However, this reduction in B NHEJ efficiency cannot be reversed by HDAC2 knockdown, despite the efficient pro tein down regulation achieved. We inquired whether the efficient silencing of HDAC2 modifies the acetylation status of chromatin in Lig4 MEFs. Figure 2D shows that despite nearly 90% deple tion of http://www.selleckchem.com/products/Calcitriol-(Rocaltrol).html HDAC2, chromatin acetylation remains low both in exponentially growing as well as in serum deprived cells. We conclude that multiple HDACs contribute to histone deacetylation in Lig4 MEFs, and that as a con sequence inhibition of HDAC2 alone fails to generate detectable effects on chromatin acetylation. Effect of TSA on chromatin acetylation and B NHEJ The lack of histone hyperacetylation following HDAC2 knockdown suggested that inhibition of multiple HDACs is required for global changes in chromatin acetylation.
Therefore, we tested TSA, a non specific inhibitor of class I and II HDACs. Treatment of Lig4 MEFs with 0. 5 uM TSA causes strong hyperacety lation of H3K9Ac, detectable already 2 h after drug ad ministration that is maintained for up to 24 h. This effect is observed both in exponentially growing, as well as in serum deprived cells, although hyperacetylation occurs faster in growing cells. TSA mediated H3K9Ac is reversible within about 2 h of drug removal, irrespectively of treatment duration between 2 8 h, in exponentially growing and serum deprived Lig4 MEFs, as well as in the human tumor cell line, M059K. The cell cycle distribution of TSA treated exponentially growing Lig4 MEFs shows accumulation in S phase and the formation of a sub G1 peak indicative of apoptotic cell death after prolonged incubation with the drug.
Cell cycle effects and toxicity, evidenced as sub G1 peak, are not detectable in serum deprived cells. We conclude that TSA causes fast and rever sible global changes in chromatin acetylation, irrespectively of growth state, within 2 4 h without overly affecting cellu lar integrity or the distribution of cells throughout the cell cycle. To study the effect of global chromatin hyperacetylation on B NHEJ, exponentially growing Lig4 MEFs were trea ted with 0. 5 uM TSA for 4 h and subsequently exposed to 20 Gy X rays. After IR, one set of dishes was incubated with TSA for repair, whereas a second group of dishes was transferred to TSA free growth medium for repair.

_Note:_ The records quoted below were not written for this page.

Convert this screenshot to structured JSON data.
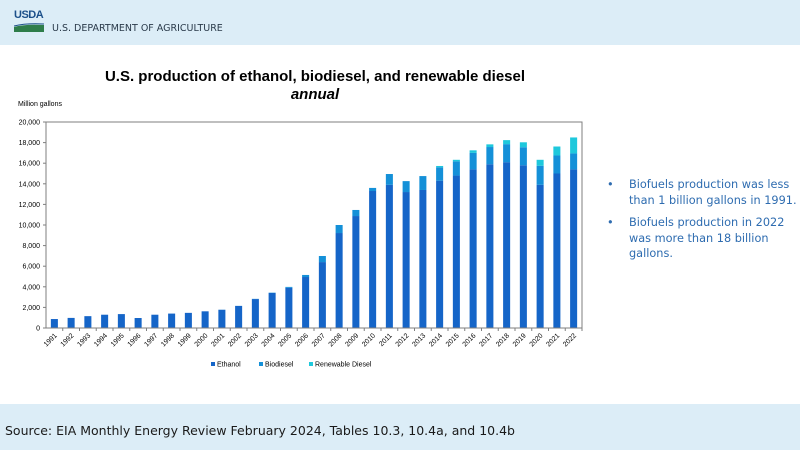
{
  "header": {
    "logo_text": "USDA",
    "department": "U.S. DEPARTMENT OF AGRICULTURE"
  },
  "slide": {
    "bullets": [
      "Biofuels production was less than 1 billion gallons in 1991.",
      "Biofuels production in 2022 was more than 18 billion gallons."
    ],
    "bullet_glyph": "•",
    "source": "Source: EIA Monthly Energy Review February 2024, Tables 10.3, 10.4a, and 10.4b"
  },
  "colors": {
    "ethanol": "#1565c8",
    "biodiesel": "#1490d8",
    "renewable_diesel": "#1ec8dc",
    "bullet_text": "#2e6cb0",
    "band": "#dcedf7"
  },
  "chart_data": {
    "type": "bar",
    "stacked": true,
    "title": "U.S. production of ethanol, biodiesel, and renewable diesel",
    "subtitle": "annual",
    "xlabel": "",
    "ylabel": "Million gallons",
    "ylim": [
      0,
      20000
    ],
    "yticks": [
      0,
      2000,
      4000,
      6000,
      8000,
      10000,
      12000,
      14000,
      16000,
      18000,
      20000
    ],
    "ytick_labels": [
      "0",
      "2,000",
      "4,000",
      "6,000",
      "8,000",
      "10,000",
      "12,000",
      "14,000",
      "16,000",
      "18,000",
      "20,000"
    ],
    "grid": false,
    "legend_position": "bottom",
    "categories": [
      "1991",
      "1992",
      "1993",
      "1994",
      "1995",
      "1996",
      "1997",
      "1998",
      "1999",
      "2000",
      "2001",
      "2002",
      "2003",
      "2004",
      "2005",
      "2006",
      "2007",
      "2008",
      "2009",
      "2010",
      "2011",
      "2012",
      "2013",
      "2014",
      "2015",
      "2016",
      "2017",
      "2018",
      "2019",
      "2020",
      "2021",
      "2022"
    ],
    "series": [
      {
        "name": "Ethanol",
        "color": "#1565c8",
        "values": [
          870,
          980,
          1150,
          1290,
          1350,
          970,
          1290,
          1400,
          1470,
          1620,
          1770,
          2140,
          2810,
          3400,
          3900,
          4950,
          6400,
          9220,
          10870,
          13300,
          13900,
          13200,
          13400,
          14300,
          14800,
          15400,
          15900,
          16100,
          15800,
          13900,
          15000,
          15400
        ]
      },
      {
        "name": "Biodiesel",
        "color": "#1490d8",
        "values": [
          0,
          0,
          0,
          0,
          0,
          0,
          0,
          0,
          0,
          0,
          10,
          10,
          20,
          30,
          90,
          200,
          590,
          780,
          590,
          300,
          1050,
          1060,
          1350,
          1300,
          1380,
          1600,
          1670,
          1750,
          1750,
          1850,
          1750,
          1550
        ]
      },
      {
        "name": "Renewable Diesel",
        "color": "#1ec8dc",
        "values": [
          0,
          0,
          0,
          0,
          0,
          0,
          0,
          0,
          0,
          0,
          0,
          0,
          0,
          0,
          0,
          0,
          0,
          0,
          0,
          0,
          0,
          0,
          0,
          130,
          150,
          250,
          260,
          390,
          480,
          580,
          870,
          1550
        ]
      }
    ]
  }
}
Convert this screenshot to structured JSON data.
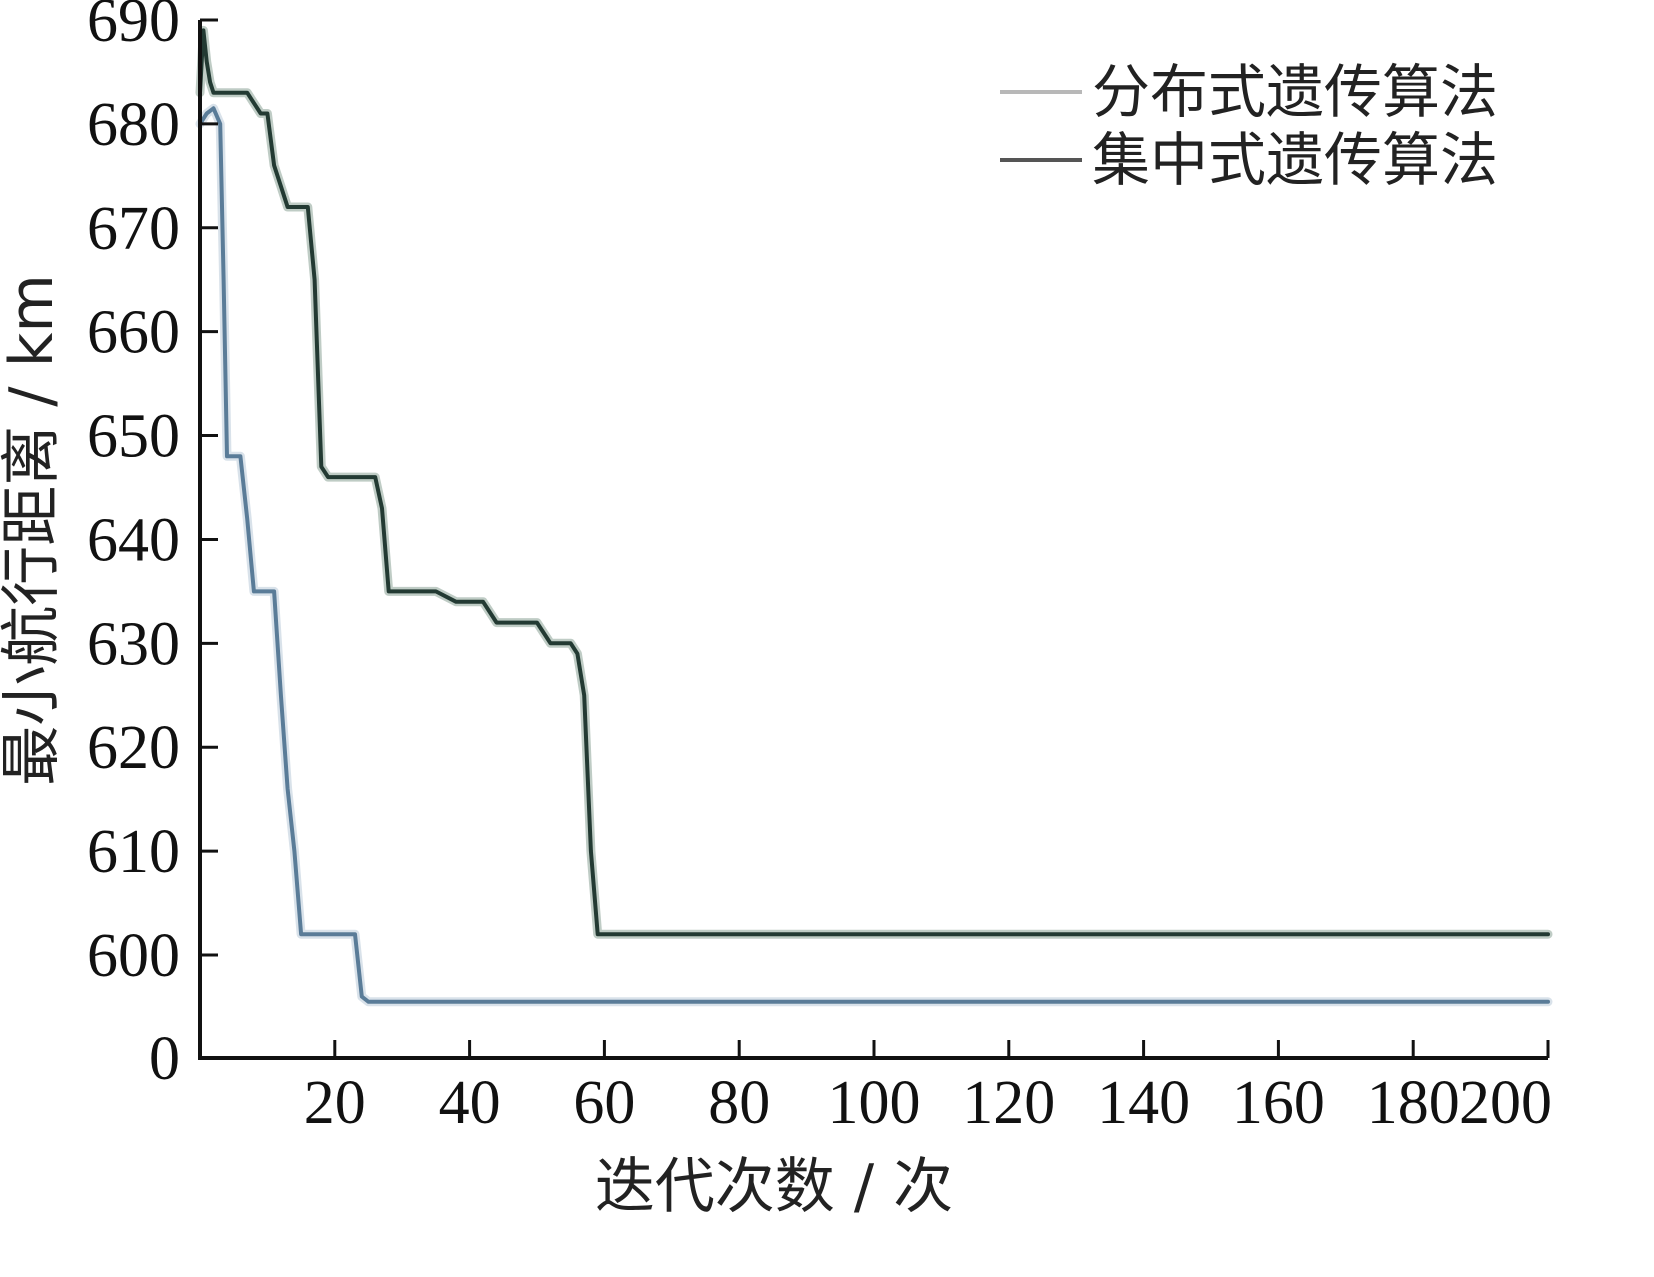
{
  "chart_data": {
    "type": "line",
    "title": "",
    "xlabel": "迭代次数 / 次",
    "ylabel": "最小航行距离 / km",
    "xlim": [
      0,
      200
    ],
    "ylim_display": [
      0,
      690
    ],
    "axis_break": "y axis jumps from 0 directly to 600",
    "x_ticks": [
      20,
      40,
      60,
      80,
      100,
      120,
      140,
      160,
      180,
      200
    ],
    "x_tick_labels": [
      "20",
      "40",
      "60",
      "80",
      "100",
      "120",
      "140",
      "160",
      "180",
      "200"
    ],
    "y_ticks": [
      0,
      600,
      610,
      620,
      630,
      640,
      650,
      660,
      670,
      680,
      690
    ],
    "y_tick_labels": [
      "0",
      "600",
      "610",
      "620",
      "630",
      "640",
      "650",
      "660",
      "670",
      "680",
      "690"
    ],
    "grid": false,
    "legend_position": "top-right",
    "series": [
      {
        "name": "分布式遗传算法",
        "color": "#5a7c98",
        "legend_color": "#b8b8b8",
        "x": [
          0,
          1,
          2,
          3,
          3.5,
          4,
          5,
          6,
          7,
          8,
          9,
          10,
          11,
          12,
          13,
          14,
          15,
          16,
          17,
          18,
          19,
          20,
          21,
          22,
          23,
          24,
          25,
          30,
          50,
          100,
          150,
          200
        ],
        "y": [
          680,
          681,
          681.5,
          680,
          665,
          648,
          648,
          648,
          642,
          635,
          635,
          635,
          635,
          625,
          616,
          610,
          602,
          602,
          602,
          602,
          602,
          602,
          602,
          602,
          602,
          596,
          595.5,
          595.5,
          595.5,
          595.5,
          595.5,
          595.5
        ]
      },
      {
        "name": "集中式遗传算法",
        "color": "#233a33",
        "legend_color": "#555555",
        "x": [
          0,
          0.5,
          1,
          1.5,
          2,
          3,
          4,
          5,
          6,
          7,
          8,
          9,
          10,
          11,
          12,
          13,
          14,
          15,
          16,
          17,
          18,
          19,
          20,
          22,
          24,
          26,
          27,
          28,
          30,
          35,
          38,
          40,
          42,
          44,
          46,
          48,
          50,
          52,
          55,
          56,
          57,
          58,
          59,
          60,
          80,
          100,
          150,
          200
        ],
        "y": [
          683,
          689,
          686,
          684,
          683,
          683,
          683,
          683,
          683,
          683,
          682,
          681,
          681,
          676,
          674,
          672,
          672,
          672,
          672,
          665,
          647,
          646,
          646,
          646,
          646,
          646,
          643,
          635,
          635,
          635,
          634,
          634,
          634,
          632,
          632,
          632,
          632,
          630,
          630,
          629,
          625,
          610,
          602,
          602,
          602,
          602,
          602,
          602
        ]
      }
    ]
  }
}
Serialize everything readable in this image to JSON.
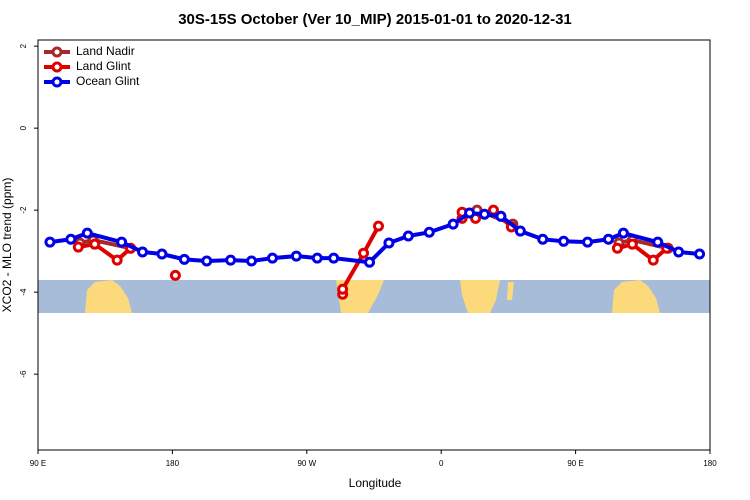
{
  "chart_data": {
    "type": "line",
    "title": "30S-15S October (Ver 10_MIP)   2015-01-01 to 2020-12-31",
    "xlabel": "Longitude",
    "ylabel": "XCO2 - MLO trend (ppm)",
    "xlim": [
      90,
      540
    ],
    "ylim": [
      -7.85,
      2.15
    ],
    "xticks": [
      {
        "value": 90,
        "label": "90 E"
      },
      180,
      {
        "value": 270,
        "label": "90 W"
      },
      {
        "value": 360,
        "label": "0"
      },
      {
        "value": 450,
        "label": "90 E"
      },
      {
        "value": 540,
        "label": "180"
      }
    ],
    "yticks": [
      -6,
      -4,
      -2,
      0,
      2
    ],
    "legend": "top-left",
    "series": [
      {
        "name": "Land Nadir",
        "color": "#a52a2a",
        "x": [
          118,
          127,
          152,
          null,
          384,
          408,
          null,
          479,
          488,
          512
        ],
        "values": [
          -2.8,
          -2.73,
          -2.93,
          null,
          -2.0,
          -2.34,
          null,
          -2.8,
          -2.73,
          -2.93
        ]
      },
      {
        "name": "Land Glint",
        "color": "#e00000",
        "x": [
          117,
          128,
          143,
          152,
          null,
          182,
          null,
          294,
          294,
          308,
          318,
          null,
          374,
          374,
          383,
          395,
          407,
          null,
          478,
          488,
          502,
          511
        ],
        "values": [
          -2.9,
          -2.83,
          -3.22,
          -2.93,
          null,
          -3.59,
          null,
          -4.05,
          -3.93,
          -3.05,
          -2.39,
          null,
          -2.2,
          -2.05,
          -2.2,
          -2.0,
          -2.41,
          null,
          -2.93,
          -2.83,
          -3.22,
          -2.93
        ]
      },
      {
        "name": "Ocean Glint",
        "color": "#0000e6",
        "x": [
          98,
          112,
          123,
          146,
          160,
          173,
          188,
          203,
          219,
          233,
          247,
          263,
          277,
          288,
          312,
          325,
          338,
          352,
          368,
          379,
          389,
          400,
          413,
          428,
          442,
          458,
          472,
          482,
          505,
          519,
          533
        ],
        "values": [
          -2.78,
          -2.71,
          -2.56,
          -2.78,
          -3.02,
          -3.07,
          -3.2,
          -3.24,
          -3.22,
          -3.24,
          -3.17,
          -3.12,
          -3.17,
          -3.17,
          -3.27,
          -2.8,
          -2.63,
          -2.54,
          -2.34,
          -2.07,
          -2.1,
          -2.15,
          -2.51,
          -2.71,
          -2.76,
          -2.78,
          -2.71,
          -2.56,
          -2.78,
          -3.02,
          -3.07
        ]
      }
    ]
  }
}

Figure 5A shows the level of hyperacetylation achieved and the kinetics of loss of this hyperacetylation upon TSA re moval. There are only minor changes observed in cell cycle distribution in cells treated with Brefeldin_A TSA. Despite the strong hyperacetylation observed and the presumed chromatin decondensation, induction of DSBs by IR remains unchanged. Notably, extensive chro matin hyperacetylation leaves unchanged the kinetics of DSB rejoining by B NHEJ. TSA treatment as described above but for serum deprived Lig4 MEFs shows a prolonged per sistence of hyperacetylated chromatin with out significant shifts in cell cycle distribution.